Where Real Estate Is Never Boring
POMPANO BEACH, Fla. (PRWEB) October 11, 2019
“Giant Mrs. Fields Cookie Ranch”
It’s the ranch that attracts foodies. Most specifically cookies and chocolate candy at the humongous home built by Debbi Fields of Mrs. Fields Cookies and now owned by chocolatier Jeanette Brooks. Sited on a 200,683-acre ranch, Brooks is ready to turn over the keys to the next rancher with furnishings, cattle and equipment included for the price of $45 million.
Debbie Fields opened her first Mrs. Fields Cookies store in 1977 in Palo Alto, California with their homemade-style cookies. Quickly becoming very popular with their customers, they opened a series of kiosks in airports and shopping centers, currently expanded to over 650 bakeries in the U.S. and over 80 in eleven countries. By 1982, they had moved their headquarters to Park City, Utah and built their European chateau-style mansion on the ranch. In the early 1990s, the Fields sold the company to an investment firm and it is currently owned by Famous Brands International with Debbie as the spokesperson. In 2011, the ranch was sold to Jeanette Brooks, founder of Xocal Healthy Chocolate.
The fabulous “Cookie Mansion” is sited on 271 acres with a mile of Provo River frontage with additional leased grazing acreage and water sources to sustain a thousand-head herd that spreads into four counties.

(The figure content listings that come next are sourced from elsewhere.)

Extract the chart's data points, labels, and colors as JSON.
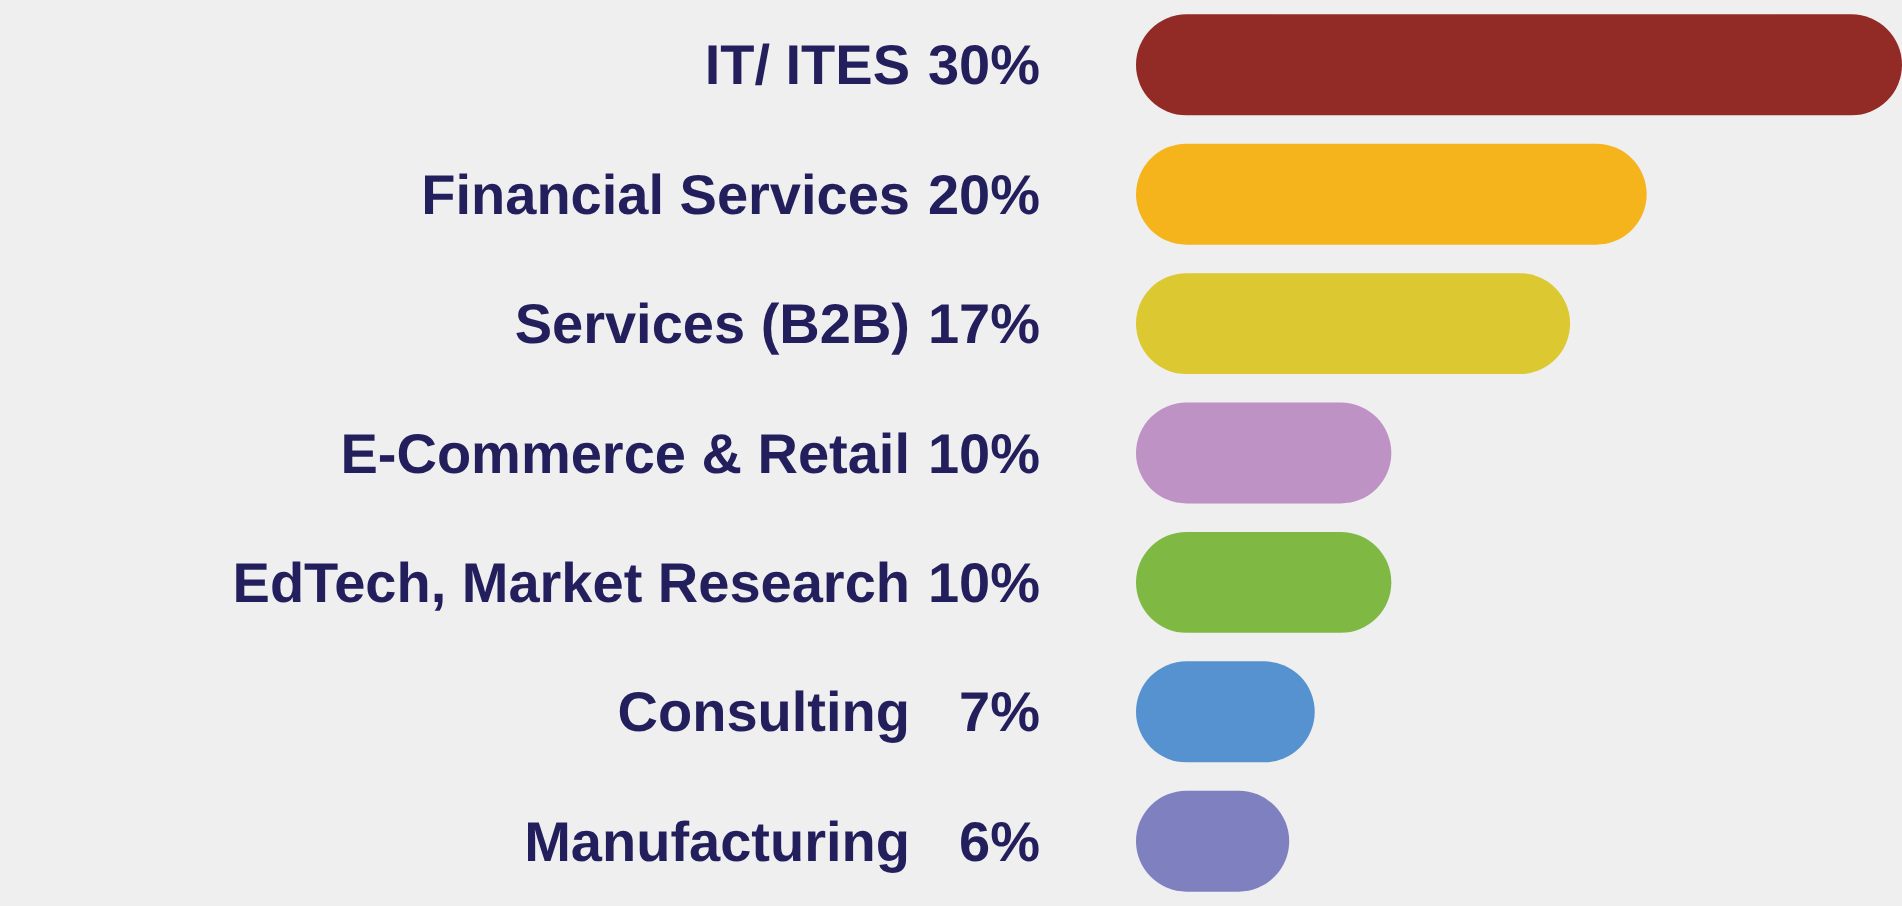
{
  "chart_data": {
    "type": "bar",
    "orientation": "horizontal",
    "categories": [
      "IT/ ITES",
      "Financial Services",
      "Services (B2B)",
      "E-Commerce & Retail",
      "EdTech, Market Research",
      "Consulting",
      "Manufacturing"
    ],
    "values": [
      30,
      20,
      17,
      10,
      10,
      7,
      6
    ],
    "value_labels": [
      "30%",
      "20%",
      "17%",
      "10%",
      "10%",
      "7%",
      "6%"
    ],
    "colors": [
      "#922a26",
      "#f5b41c",
      "#dcc830",
      "#be92c4",
      "#7fb944",
      "#5592cf",
      "#7f80c0"
    ]
  }
}
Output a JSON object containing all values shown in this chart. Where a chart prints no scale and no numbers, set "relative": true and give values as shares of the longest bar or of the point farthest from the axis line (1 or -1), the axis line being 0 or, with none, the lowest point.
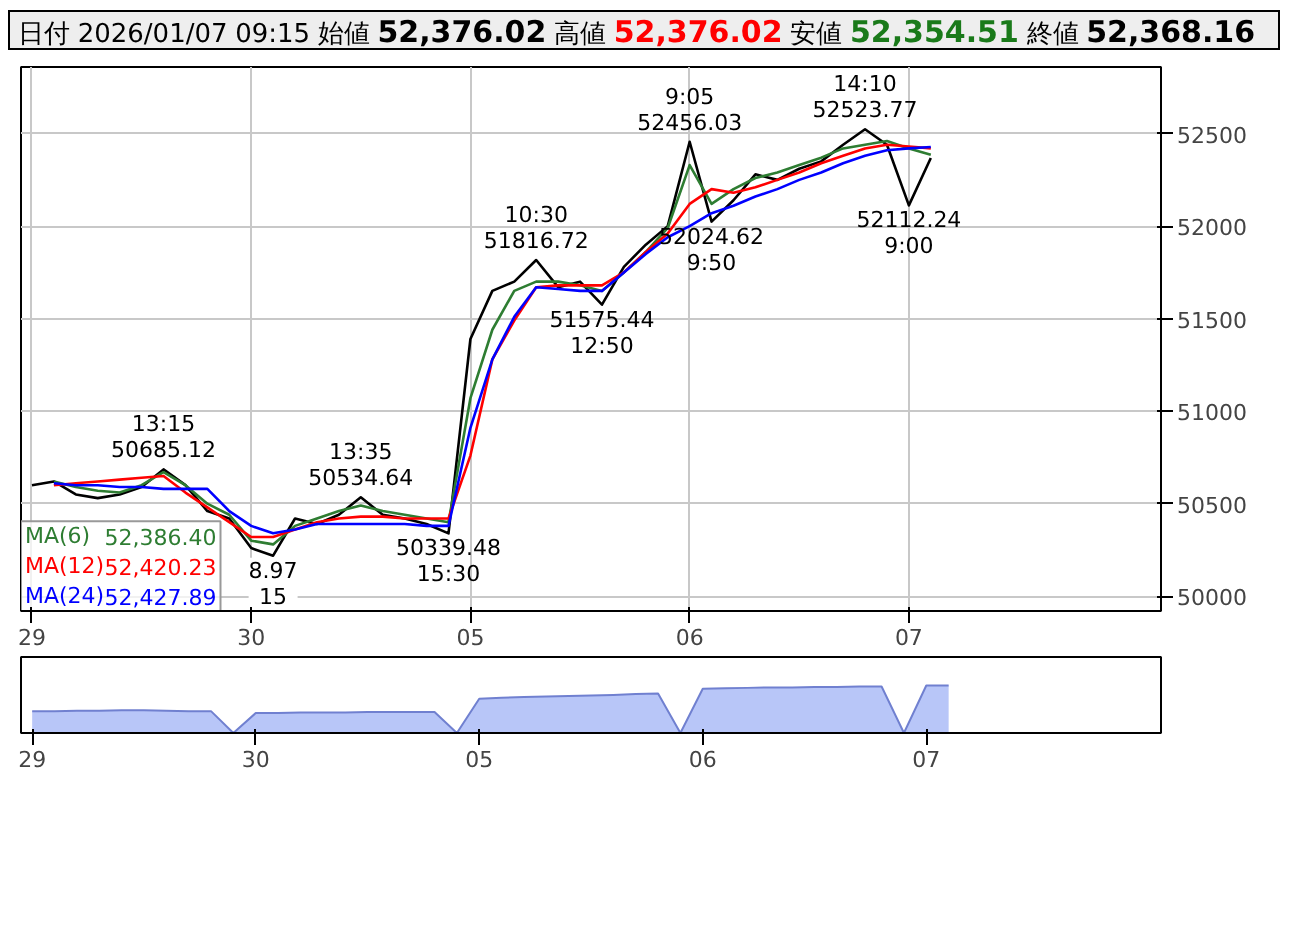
{
  "chart_data": [
    {
      "type": "line",
      "title": "日付 2026/01/07 09:15 始値 52,376.02 高値 52,376.02 安値 52,354.51 終値 52,368.16",
      "categories": [
        "29",
        null,
        null,
        null,
        null,
        null,
        null,
        null,
        null,
        null,
        "30",
        null,
        null,
        null,
        null,
        null,
        null,
        null,
        null,
        null,
        "05",
        null,
        null,
        null,
        null,
        null,
        null,
        null,
        null,
        null,
        "06",
        null,
        null,
        null,
        null,
        null,
        null,
        null,
        null,
        null,
        "07",
        null,
        null,
        null,
        null,
        null,
        null,
        null,
        null,
        null,
        null,
        null
      ],
      "ylim": [
        49920,
        52860
      ],
      "yticks": [
        50000,
        50500,
        51000,
        51500,
        52000,
        52500
      ],
      "grid": true,
      "legend": "bottom left",
      "series": [
        {
          "color": "#000000",
          "values": [
            50600,
            50620,
            50550,
            50530,
            50550,
            50590,
            50685.12,
            50600,
            50460,
            50420,
            50260,
            50218.97,
            50420,
            50390,
            50440,
            50534.64,
            50440,
            50420,
            50390,
            50339.48,
            51390,
            51650,
            51700,
            51816.72,
            51670,
            51700,
            51575.44,
            51780,
            51900,
            52000,
            52456.03,
            52024.62,
            52140,
            52280,
            52250,
            52310,
            52350,
            52440,
            52523.77,
            52440,
            52112.24,
            52368.16,
            null,
            null,
            null,
            null,
            null,
            null,
            null,
            null,
            null,
            null
          ]
        },
        {
          "name": "MA(6)",
          "color": "#2e7d32",
          "values": [
            null,
            50620,
            50590,
            50570,
            50560,
            50600,
            50670,
            50600,
            50500,
            50440,
            50300,
            50280,
            50380,
            50420,
            50460,
            50490,
            50460,
            50440,
            50420,
            50400,
            51070,
            51440,
            51650,
            51700,
            51700,
            51680,
            51650,
            51750,
            51860,
            51990,
            52330,
            52120,
            52200,
            52260,
            52290,
            52330,
            52370,
            52420,
            52440,
            52460,
            52420,
            52386.4,
            null,
            null,
            null,
            null,
            null,
            null,
            null,
            null,
            null,
            null
          ]
        },
        {
          "name": "MA(12)",
          "color": "#ff0000",
          "values": [
            null,
            50600,
            50610,
            50620,
            50630,
            50640,
            50650,
            50560,
            50480,
            50400,
            50320,
            50320,
            50360,
            50400,
            50420,
            50430,
            50430,
            50420,
            50420,
            50420,
            50760,
            51280,
            51490,
            51670,
            51680,
            51680,
            51680,
            51750,
            51860,
            51960,
            52120,
            52200,
            52180,
            52210,
            52250,
            52290,
            52340,
            52380,
            52420,
            52440,
            52430,
            52420.23,
            null,
            null,
            null,
            null,
            null,
            null,
            null,
            null,
            null,
            null
          ]
        },
        {
          "name": "MA(24)",
          "color": "#0000ff",
          "values": [
            null,
            50610,
            50600,
            50600,
            50590,
            50590,
            50580,
            50580,
            50580,
            50460,
            50380,
            50340,
            50360,
            50390,
            50390,
            50390,
            50390,
            50390,
            50380,
            50380,
            50910,
            51280,
            51510,
            51670,
            51660,
            51650,
            51650,
            51750,
            51850,
            51940,
            52000,
            52070,
            52110,
            52160,
            52200,
            52250,
            52290,
            52340,
            52380,
            52410,
            52420,
            52427.89,
            null,
            null,
            null,
            null,
            null,
            null,
            null,
            null,
            null,
            null
          ]
        }
      ],
      "annotations": [
        "52,386.40",
        "52,420.23",
        "52,427.89",
        {
          "text": "13:15\n50685.12",
          "y": 50685.12
        },
        {
          "text": "8.97\n15",
          "y": 50218.97
        },
        {
          "text": "13:35\n50534.64",
          "y": 50534.64
        },
        {
          "text": "50339.48\n15:30",
          "y": 50339.48
        },
        {
          "text": "10:30\n51816.72",
          "y": 51816.72
        },
        {
          "text": "51575.44\n12:50",
          "y": 51575.44
        },
        {
          "text": "9:05\n52456.03",
          "y": 52456.03
        },
        {
          "text": "52024.62\n9:50",
          "y": 52024.62
        },
        {
          "text": "14:10\n52523.77",
          "y": 52523.77
        },
        {
          "text": "52112.24\n9:00",
          "y": 52112.24
        }
      ]
    },
    {
      "type": "area",
      "relative": true,
      "categories": [
        "29",
        null,
        null,
        null,
        null,
        null,
        null,
        null,
        null,
        null,
        "30",
        null,
        null,
        null,
        null,
        null,
        null,
        null,
        null,
        null,
        "05",
        null,
        null,
        null,
        null,
        null,
        null,
        null,
        null,
        null,
        "06",
        null,
        null,
        null,
        null,
        null,
        null,
        null,
        null,
        null,
        "07",
        null,
        null,
        null,
        null,
        null,
        null,
        null,
        null,
        null,
        null
      ],
      "series": [
        {
          "color": "#b8c6f8",
          "values": [
            0.46,
            0.46,
            0.47,
            0.47,
            0.48,
            0.48,
            0.47,
            0.46,
            0.46,
            0,
            0.42,
            0.42,
            0.43,
            0.43,
            0.43,
            0.44,
            0.44,
            0.44,
            0.44,
            0,
            0.72,
            0.74,
            0.76,
            0.77,
            0.78,
            0.79,
            0.8,
            0.82,
            0.83,
            0,
            0.93,
            0.94,
            0.95,
            0.96,
            0.96,
            0.97,
            0.97,
            0.98,
            0.98,
            0,
            1,
            1,
            null,
            null,
            null,
            null,
            null,
            null,
            null,
            null,
            null
          ]
        }
      ]
    }
  ]
}
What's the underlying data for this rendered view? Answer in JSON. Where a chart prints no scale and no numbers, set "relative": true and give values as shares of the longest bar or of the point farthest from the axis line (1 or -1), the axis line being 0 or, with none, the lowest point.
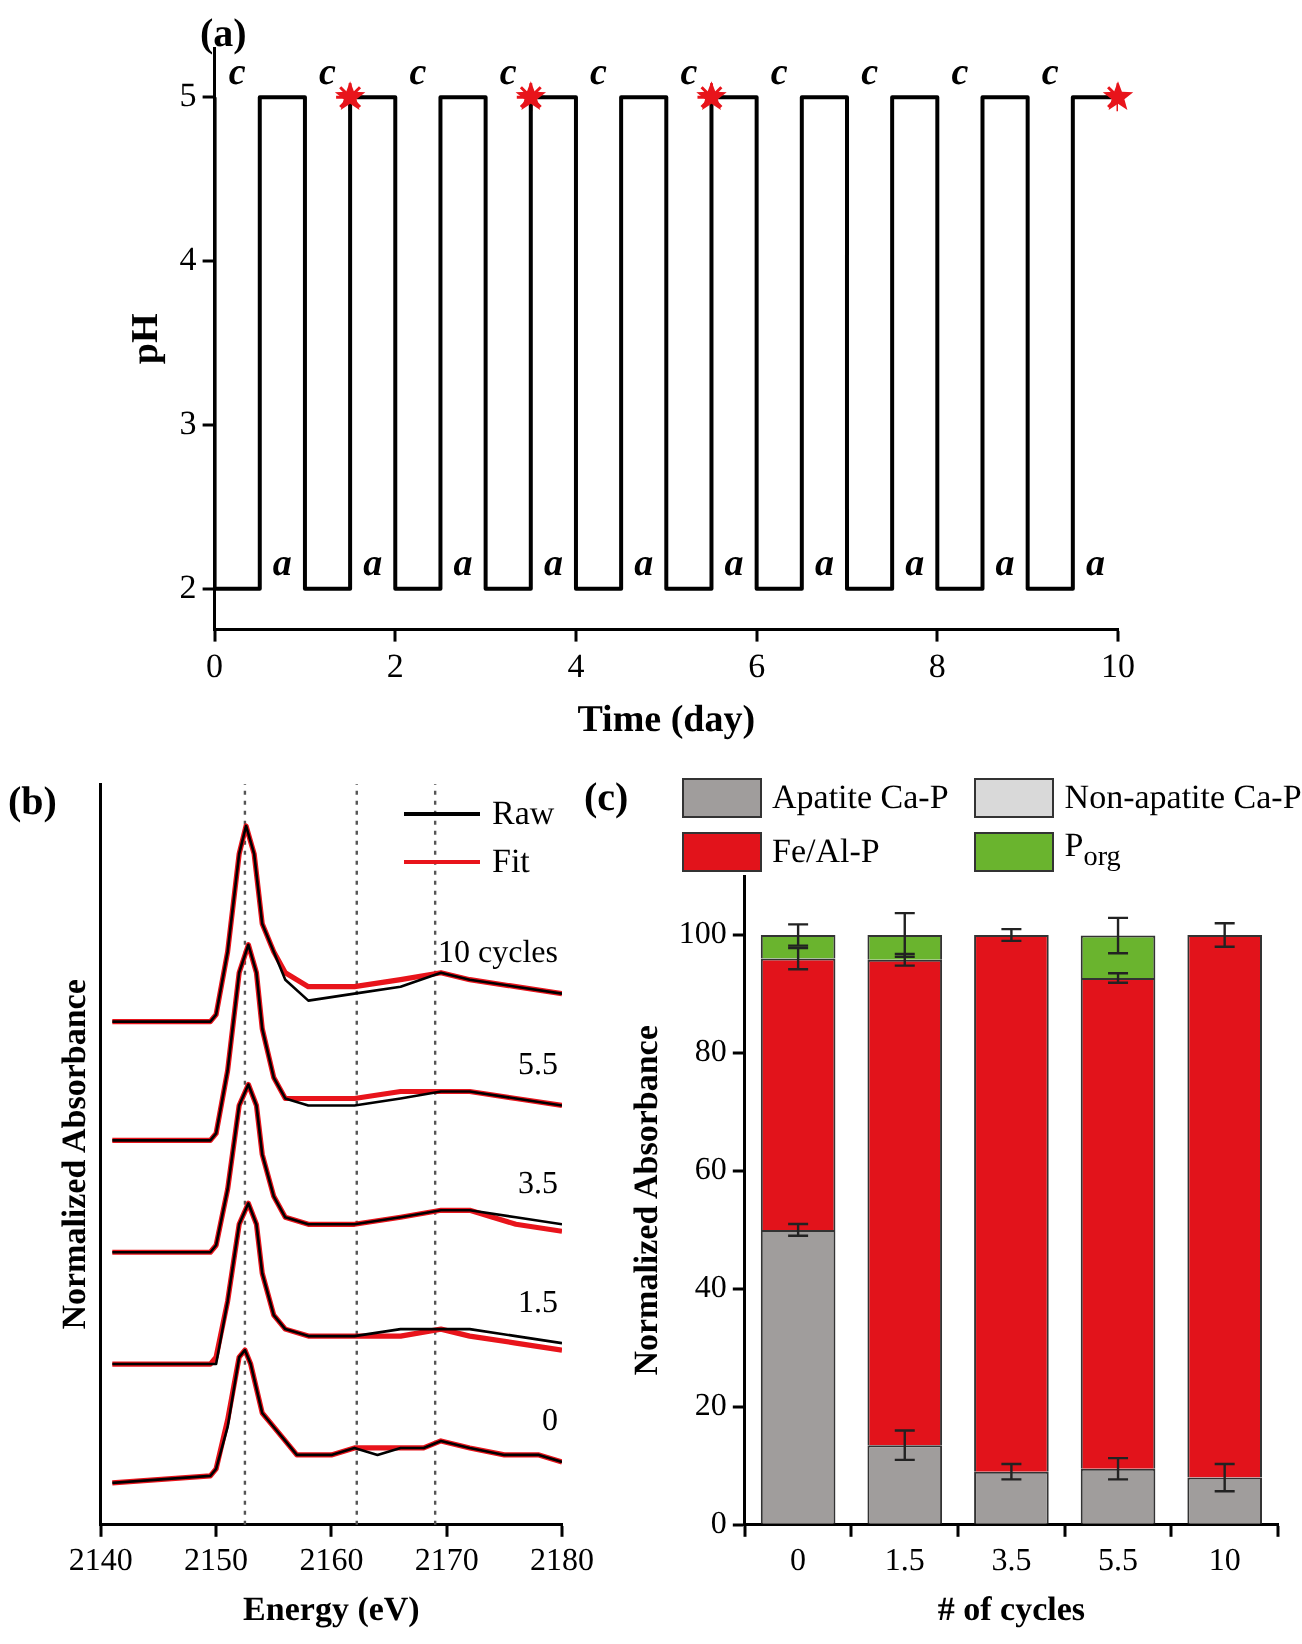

The main house of 17,000 square feet has ten ensuite bedrooms, lots of formal and casual spaces and $1.5 million in decorator furnishings which will convey with the home. The overall design includes 11 fireplaces, copper-and-wood-coffered ceilings, stained-glass and black-walnut paneling and ceilings in the great room. Fields made purchases in Europe for the house such as a bar from Ireland, a stained-glass window of Mary Magdalene in the entry above the stairs imported from Scotland and wood from a royal residence in England.
Mrs. Field’s Cookie Ranch is selling turnkey with mansion, acreage, 650 cow-calf Angus pairs, approximately 50 bulls, furnishings, ranch equipment and machinery, permits, water rights, hunting and mineral rights. Priced at $45 million, the listing agents are Kerry Oman and Thomas Wright of Sotheby’s in Draper, Utah.
“Pilgrim's Pride Chicken Mansion Going To Auction”
Bo Pilgrim and his wife called it Chateau de Pilgrim, but it is affectionately known as “Cluckingham Palace” in the town of Pittsburg in East Texas lake country. The 43-acre French Renaissance estate was built by the late founder of Pilgrim’s Pride poultry products, Lonnie “Bo” Pilgrim, in 1992 as the family’s dream home. Having passed away in 2017, the family has decided that instead of listing it with a brokerage, it will go to auction on October 15th with no reserve.
Spanning 18,000 square feet of living space, the palatial-and-ornate, chateau-style home was custom-built with the requirement that all rooms would overlook the grounds. Everything about the house speaks of the Pilgrim’s love of formal entertaining, from the drive and the clipped boxwood mazes and understated rows of pink flowers at the entry to the grand-marble, wrought-iron and gold-leaf foyer. The home has six bedrooms, eleven baths, a glass elevator that overlooks the grounds, European gas fireplaces and red oak wood floors. Gold-leaf accents are carried throughout the formal rooms. For more casual entertaining there is an indoor swimming pool and spa, a bar at one end with lots of perimeter seating and multiple French doors opening to terraces and lawn. The chef’s island kitchen is connected to a butler’s pantry and the master suite that opens to a patio has a sitting room with fireplace, built-in storage and closets and natural rose-quartz accents in the master bath. Other features include caretaker’s quarters, two offices, full bar, gym, media room and three-car carport. Other structures on the property include three large equipment shops with water and electric and a greenhouse.
Bo and his brother Aubry founded Pilgrim’s Pride Corporation in 1946 with a small feed store in Pittsburg. The business continued to grow until it was one of the largest suppliers of poultry products in the country. When Aubry died in 1966, Bo took over as CEO and continued the expansion while becoming the face and voice of the company both on the company logo with his pilgrim hat with the big buckle and as spokesman in the chicken commercials. He sold the company in 2009 to the Brazilian beef company, JBS, and its headquarters was moved to Greeley, Colorado. Having acquired a net worth of approximately $1 billion, Bo was a philanthropist and an active part of the community in Pittsburg.
The mansion that chicken built in East Texas lake country will be sent to auction with Concierge Auctions at no reserve on October 15th.